L’uso delle tecnologie permette un valido aiuto nei confronti degli studenti con disabilità e bisogni educativi speciali, permettendo una didattica individualizzata indirizzata verso determinati obbiettivi all’interno di un contesto, garantendo anche l’inclusione dello studente.

Mi preme trattare in questo articolo dei vari ausili tecnologici proposti all’interno di una scuola, nei confronti di studenti ipovedenti. Gli alunni con disabilità iscritti nelle scuole italiane sono all’incirca 4000, alcuni di essi presentano minoranze aggiuntive di tipo uditivo, motorio o cognitivo. Questo comporta interventi educativi rigorosamente personalizzati sotto tutti i punti di vista, compreso l’eventuale uso di tecnologie.

Il computer rappresenta per una persona con disabilità visiva uno strumento vitale per lo sviluppo di relazioni sociali, e l’accesso alla cultura e all’informazione; in aggiunta al computer sono stati realizzati diversi ausili didattici. Per ausili didattici intendiamo tutti quegli strumenti e dispositivi in grado di favorire il percorso di inclusione scolastica degli studenti.

Nei casi in cui viene introdotto il supporto della tecnologia ci vengono presentati vari ausili. Citandone alcuni: la Dattilobraille, ovvero una macchina utilizzata dai non vedenti per scrivere più velocemente in braille, l’utilizzo di quest’apparecchio dipende dallo stadio evolutivo del bambino; è dunque compito dell’insegnante valutare o meno se utilizzare questa macchina. Un altro strumento utilizzato è il video ingranditore, utilizzato per ingrandire le immagini e favorire la visione o la lettura; inoltre permettono di ingrandire le immagini, e di regolare il colore e la luminosità. Fondamentale per un ipovedente è il sintetizzatore vocale, sono dei software che permettono di trasformare tutto ciò che viene scritto su un computer in Voce.

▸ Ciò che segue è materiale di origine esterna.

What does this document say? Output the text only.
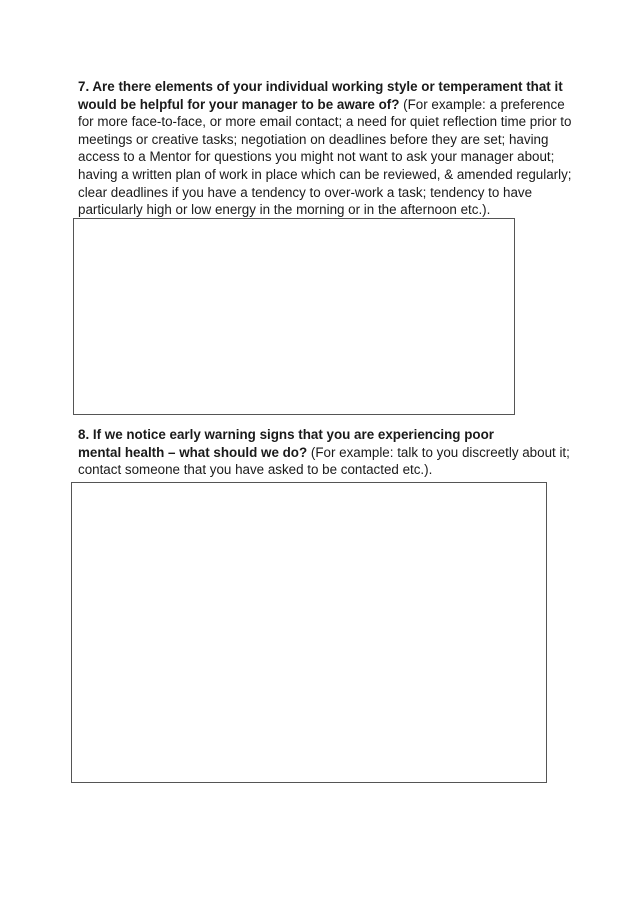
7. Are there elements of your individual working style or temperament that it
would be helpful for your manager to be aware of? (For example: a preference
for more face-to-face, or more email contact; a need for quiet reflection time prior to
meetings or creative tasks; negotiation on deadlines before they are set; having
access to a Mentor for questions you might not want to ask your manager about;
having a written plan of work in place which can be reviewed, & amended regularly;
clear deadlines if you have a tendency to over-work a task; tendency to have
particularly high or low energy in the morning or in the afternoon etc.).
8. If we notice early warning signs that you are experiencing poor
mental health – what should we do? (For example: talk to you discreetly about it;
contact someone that you have asked to be contacted etc.).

Attualmente, la maggioranza dei bambini con deficit visivo presentano anche disabilità cognitive e motorie. L’associazione tra cecità e autismo occupa un posto prevalente. In relazione a questo vorrei soffermarmi sull’utilizzo degli ausili tifloinformatici per le persone con autismo e deficit visivo.

La tifloinformatica, si occupa dell’insegnamento ai non vedenti delle tecnologie assistive. Purtroppo, però i moderni ausili utilizzati dalle persone autistiche, sono inutilizzabili da chi presenta un deficit visivo, in quanto tali strumenti prevedono come canale di comunicazione privilegiato quello della vista. Per conto le tecnologie per non vedenti e ipovedenti, sono pensate per persone con competenze cognitive.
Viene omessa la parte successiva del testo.